Storage of Zn and Cu
Animals that are fed Zn/Cu and Mn-deficient diets show a rapid decline in the plasma concentrations of these metals suggesting that there no large pools of storage
* Metallothionein thought to be involved in some storage but considered primarily as detoxification protein (binding heavy metals).
How does the body control the ‘distribution’ of zinc from the liver to the plasma
by inducing hepatic levels of MT through cytokine and glucocorticoids.
Transport and Storage of Mn
- Manganese is thought to bind directly to alpha-2 macroglobulin and then transported to the liver
- It is thought due to the fact that Mn2+ can exist in the Mn3+ state, it can act in a similar fashion to that of iron, thus Fe receptor mediated absorption, transport (transferrin) and maybe storage (ferritin) can all be applied to Mn as well.
- not sure if this is competitive
Excretion of Zn, Cu and Mn
Normally very little Zn, Cu and Mn lost through urine or skin. Most loss through feces; including sloughing of intestinal cells from the GIT (can be significant during high dietary intake when cellular levels of Metallothionein are greatest). Most of the GIT loss is from the incorporation of metals into bile (can be concentrated and then excreted).
* Mn is actively transported in bile from the liver (when not needed), 150 fold the concentrations of plasma in bile.
* Almost all copper excretion is via the bile.
Zn food sources
- seafood especially oysters
- meats, especially red and organ
- whole grain products
- not fruit or veg; phytates can reduce
Zn RDAs
- M - 15 mg/d
- F - 12 mg/d
- ↑ in pregnancy and lactation
Food sources of Cu
- organ meats
- nuts
- shellfish or beef but NOT chicken, dairy or some fish
Cu RDAs
- M/F - 1.5-3.0 mg/d
- Pregnancy and lactation up a little
Mn food sources
- whole grain products
- nuts
- tea
- not seafood, meats or dairy
Mn RDAs
- Adult females lower than adult males
- Pregnancy and lactation up a little
Assessment of Zn, Cu and Mn status
No reliable functional assessment or marker of physiological activity for any of these metals has been determined.

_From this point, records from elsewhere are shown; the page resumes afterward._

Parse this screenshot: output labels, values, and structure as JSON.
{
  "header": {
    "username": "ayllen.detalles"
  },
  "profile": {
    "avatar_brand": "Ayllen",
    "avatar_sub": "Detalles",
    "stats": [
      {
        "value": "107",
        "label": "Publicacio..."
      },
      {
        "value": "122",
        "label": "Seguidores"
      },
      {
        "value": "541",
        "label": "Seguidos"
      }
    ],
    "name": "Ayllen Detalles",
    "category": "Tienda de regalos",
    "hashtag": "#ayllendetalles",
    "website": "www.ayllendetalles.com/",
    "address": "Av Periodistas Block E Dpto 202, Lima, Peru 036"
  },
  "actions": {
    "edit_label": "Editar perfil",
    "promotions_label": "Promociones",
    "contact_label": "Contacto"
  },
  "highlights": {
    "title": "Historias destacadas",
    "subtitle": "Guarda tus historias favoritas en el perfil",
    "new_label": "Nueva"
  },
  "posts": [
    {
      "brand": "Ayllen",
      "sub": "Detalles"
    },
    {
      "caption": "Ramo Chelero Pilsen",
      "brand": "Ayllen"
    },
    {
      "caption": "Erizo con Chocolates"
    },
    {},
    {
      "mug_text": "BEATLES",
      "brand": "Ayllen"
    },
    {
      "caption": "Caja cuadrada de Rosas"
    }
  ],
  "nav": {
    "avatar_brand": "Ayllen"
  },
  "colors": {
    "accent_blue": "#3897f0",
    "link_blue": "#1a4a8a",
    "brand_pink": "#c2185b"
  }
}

* Normally Zinc concentrations do not vary unless in extreme deficiency, some variation during pregnancy and can be confounded by fluctuation in plasma albumin concentrations.
* Ceruplasmin is thought to be a good marker of Cu status but is very sensitive to acute inflammation (underlying colds and small infections can raise levels significantly).
* Urinary concentrations does not provide an accurate marker of the overall status of these minerals (Excreted mostly in feces).
Symptoms of Deficiency
- Zn: poor growth, mmune dysfunction, pooe wound healing
- Cu: skeletal defects, cardiac enlargement, lower aortic elasticity
- Mn: Abnormal bone
Zn toxicity
as little as 6-10 times the RDA can initiate some toxic side effects, reduced HDL levels, impaired immunity, induced copper deficiency, vomiting and fatigue.
Cu toxicity
10 mg/day can cause side effects; weakness, anorexia, vascular dysfunction and if maintained chronically can be fatal
Mn toxicity
No evidence of Mn toxicity from food. Some airborne emissions from combustion and refineries can increase exposure to Mn. Some countries have fuel additive that contain very high quantities of Mn. Neurological side effects (chronic) and can affect organs including pancreas.